You have to be obsessed and incredibility lucky to capture a good still image.
tmehrkam wrote:
You have to be obsessed and incredibility lucky to capture a good still image.
I am sure it is a frame from a video but still, I agree to catch it screaming across the moon was most eventful. Makes you wonder if it is not some
"PS and After Effects" working.
He says he used burst mode of a 70D attached to the back of a Celestron 9.5 inch telescope.
O'Donnell received an alert for the precise to-the-second timing of the space station's flyover online. He'd been waiting for a year for such an opportunity, O'Donnell wrote on his website.

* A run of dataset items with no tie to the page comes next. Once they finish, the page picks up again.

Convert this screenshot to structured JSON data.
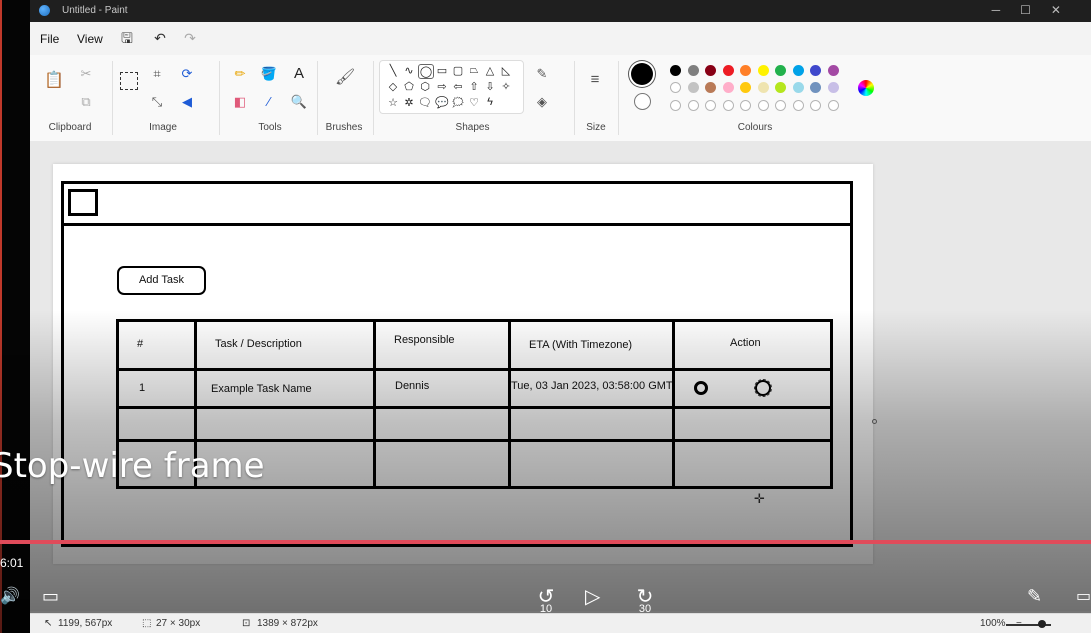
{
  "window": {
    "title": "Untitled - Paint"
  },
  "menu": {
    "file": "File",
    "view": "View"
  },
  "ribbon": {
    "groups": {
      "clipboard": "Clipboard",
      "image": "Image",
      "tools": "Tools",
      "brushes": "Brushes",
      "shapes": "Shapes",
      "size": "Size",
      "colours": "Colours"
    },
    "palette_row1": [
      "#000000",
      "#7f7f7f",
      "#880015",
      "#ed1c24",
      "#ff7f27",
      "#fff200",
      "#22b14c",
      "#00a2e8",
      "#3f48cc",
      "#a349a4"
    ],
    "palette_row2": [
      "#ffffff",
      "#c3c3c3",
      "#b97a57",
      "#ffaec9",
      "#ffc90e",
      "#efe4b0",
      "#b5e61d",
      "#99d9ea",
      "#7092be",
      "#c8bfe7"
    ],
    "primary_color": "#000000",
    "secondary_color": "#ffffff"
  },
  "wireframe": {
    "add_task": "Add Task",
    "headers": [
      "#",
      "Task / Description",
      "Responsible",
      "ETA (With Timezone)",
      "Action"
    ],
    "row1": [
      "1",
      "Example Task Name",
      "Dennis",
      "Tue, 03 Jan 2023, 03:58:00 GMT"
    ]
  },
  "video": {
    "caption": "Stop-wire frame",
    "time": "6:01",
    "rewind": "10",
    "forward": "30"
  },
  "status": {
    "cursor": "1199, 567px",
    "selection": "27 × 30px",
    "canvas_size": "1389 × 872px",
    "zoom": "100%"
  }
}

"If you think that it might be a case of sitting there with your camera and a clock, with one hand on the shutter release, youd be absolutely correct!" O'Donnell wrote. "The ISS only passed over the moon for 0.33 seconds as it shoots by quite quickly. Knowing the second it would pass, I fired a 'burst' mode of exposures, then crossed my fingers and hoped it would show up in review and it did!
O'Donnell was able to sharpen the image of the moon and enhance its colors to depict its complexity and texture by combining those images using astrophotography software with ones he took of the moon just before and after the transit.
Maybe some one in this group will attempt it.
tmehrkam wrote:
Maybe some one in this group will attempt it.
Craig already has to a degree. I posted something that may have been the space station. It's quite possible.